One Reply to “12.17.2013 Journal Prompt”

  1. Carrie doesn’t drink. Not since way back when she had so much she didn’t now what she was doing and she woke up one morning next to Frankie and she was without her clothes and so was he. Frankie, the guy who sits slumped on the corner or Cooper Street, a mangy dog called Prince curled into sleep at his feet, and Carrie woke up face to face with him. So, she doesn’t drink these days.

    Frankie wasn’t the first, but she was sure he was going to be the last. Even the thought of what had happened when she was too drunk to know better, makes her feel unclean.

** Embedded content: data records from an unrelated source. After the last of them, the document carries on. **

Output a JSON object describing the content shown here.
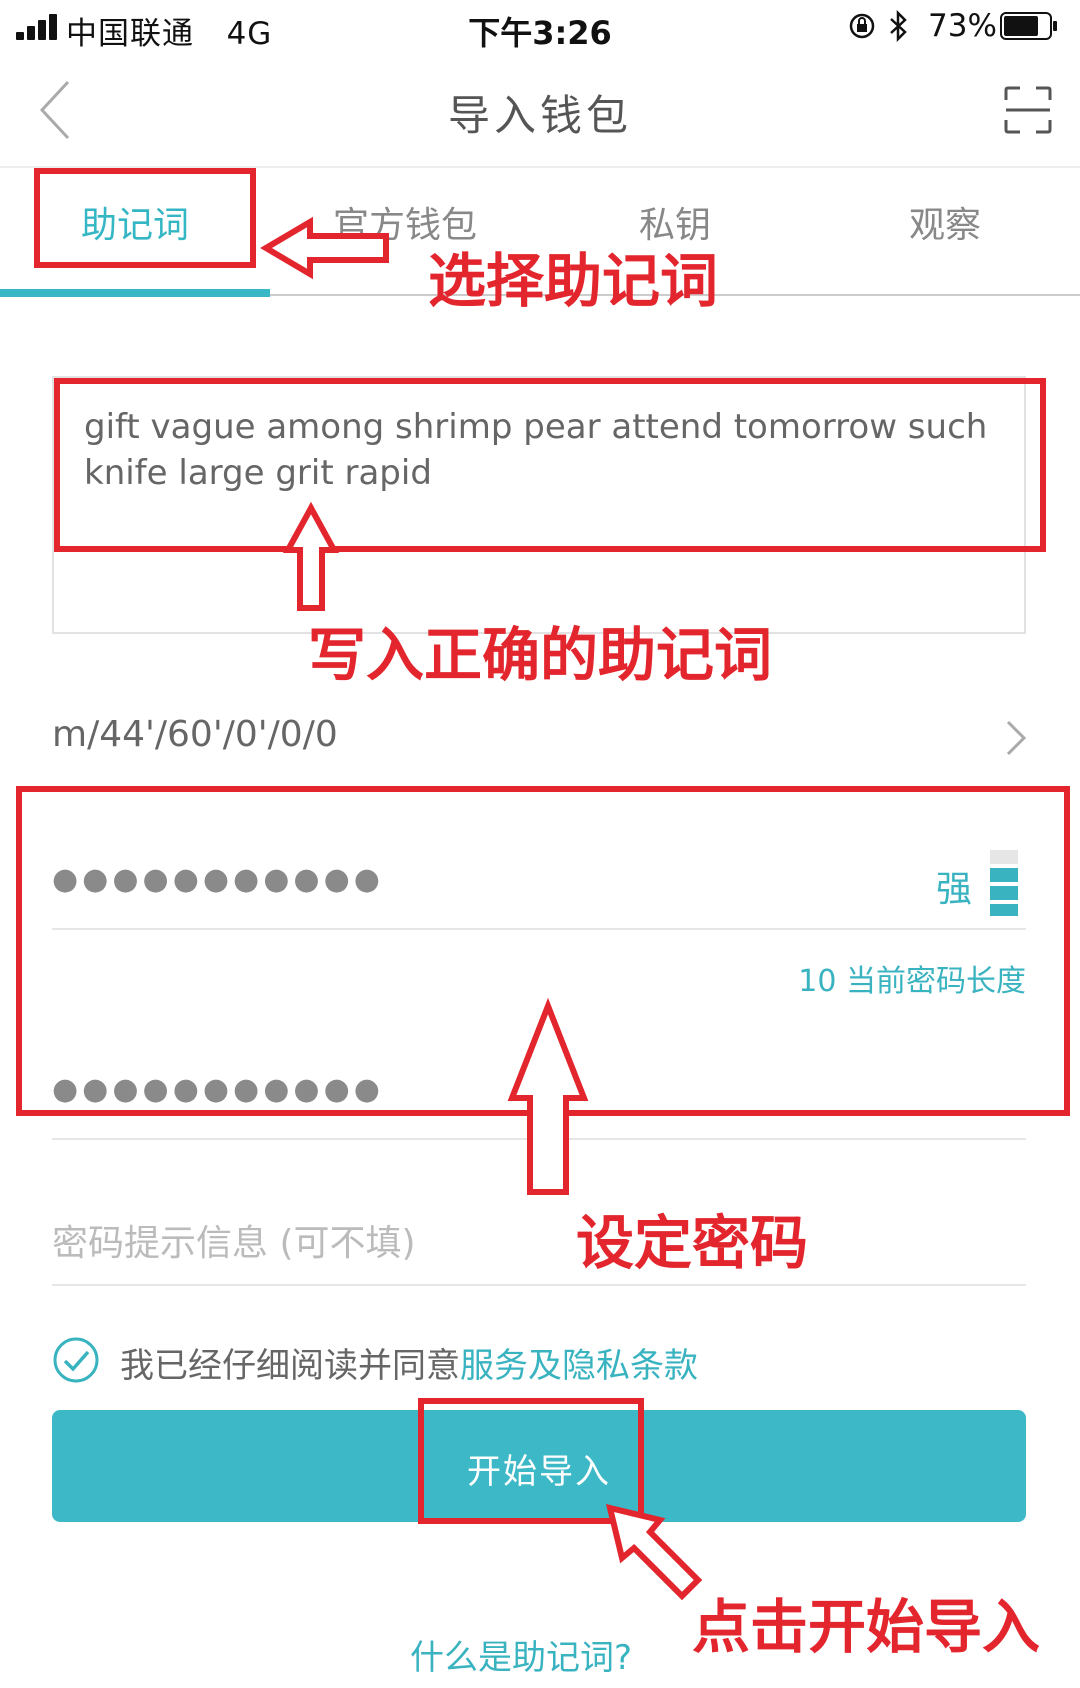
{
  "status_bar": {
    "carrier": "中国联通",
    "network": "4G",
    "time": "下午3:26",
    "battery": "73%"
  },
  "nav": {
    "title": "导入钱包",
    "back_icon": "chevron-left-icon",
    "scan_icon": "scan-icon"
  },
  "tabs": [
    {
      "label": "助记词",
      "active": true
    },
    {
      "label": "官方钱包",
      "active": false
    },
    {
      "label": "私钥",
      "active": false
    },
    {
      "label": "观察",
      "active": false
    }
  ],
  "mnemonic": {
    "value": "gift vague among shrimp pear attend tomorrow such knife large grit rapid"
  },
  "derivation_path": {
    "value": "m/44'/60'/0'/0/0"
  },
  "password": {
    "value_mask": "●●●●●●●●●●●",
    "strength_label": "强",
    "length_text": "10 当前密码长度",
    "confirm_mask": "●●●●●●●●●●●"
  },
  "hint": {
    "placeholder": "密码提示信息 (可不填)"
  },
  "agreement": {
    "text": "我已经仔细阅读并同意",
    "link": "服务及隐私条款",
    "checked": true
  },
  "start_button": {
    "label": "开始导入"
  },
  "help_link": {
    "label": "什么是助记词?"
  },
  "annotations": {
    "select_mnemonic": "选择助记词",
    "enter_mnemonic": "写入正确的助记词",
    "set_password": "设定密码",
    "click_import": "点击开始导入"
  },
  "colors": {
    "accent": "#3db8c6",
    "annotation": "#e3262d"
  }
}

Frankie with dirt under his finger nails and a silver spittle thread unspooling from his chin and all his words mixed with cheap liquor so they sluice around on his tongue and make no sense when he spits them out. Now she drops a silver dollar into his paper cup when she sees him and he doesn’t remember who she is.

    But she remembers. She recalls that waking morning and Frankie something grey and sleeping beside her. His face was pinched and his every breath a burr rasp and he smelled of meat when it has gone off or milk when it is sour. Carrie’s head hurt and she felt a little sick. Frankie had one arm heavy across her, his hand still clutching her breast so she was in no doubt. She loosened his fingers, one by one, and she slipped out from under his hold.

    She ran the water too hot and she scrubbed her skin pink in the shower and still she thought there was a smell. She brushed her teeth twice and gargled with mouthwash that she swallowed rather than spit it out, like she might be unclean inside too.

    Frankie woke about eleven and she said maybe he should shower. He smelled his fingers and he smiled and said maybe he wouldn’t. She gave him coffee with four sugars and she fried him up some bacon and eggs. He kept scratching at his cock, and the way he looked at her she knew what he was thinking.

    He made a noise when he drank his coffee, a sucking sound like she heard when the water in her metal sink drained away; and he kept his mouth open when he was eating and his dog that had slept out on the porch ate bits of bacon from his hand and licked the grease from Frankie’s fingers.

    ‘Look,’ said Carrie. ‘About last night.’

    Frankie sniffed at his fingers again and winked at her. ‘Don’t you worry none. No one’d believe me if I said. Don’t really believe it myself.’

    She gave him the contents of her purse, twenty some dollars and change, and she thanked him, like he’d done her a service. And when he left she cleaned the chair where he’d sat and she burned the sheets from her bed and showered again. And she swore then not to ever drink again.

    So Carrie doesn’t drink these days and she finds now that she can face herself in the mirror each morning.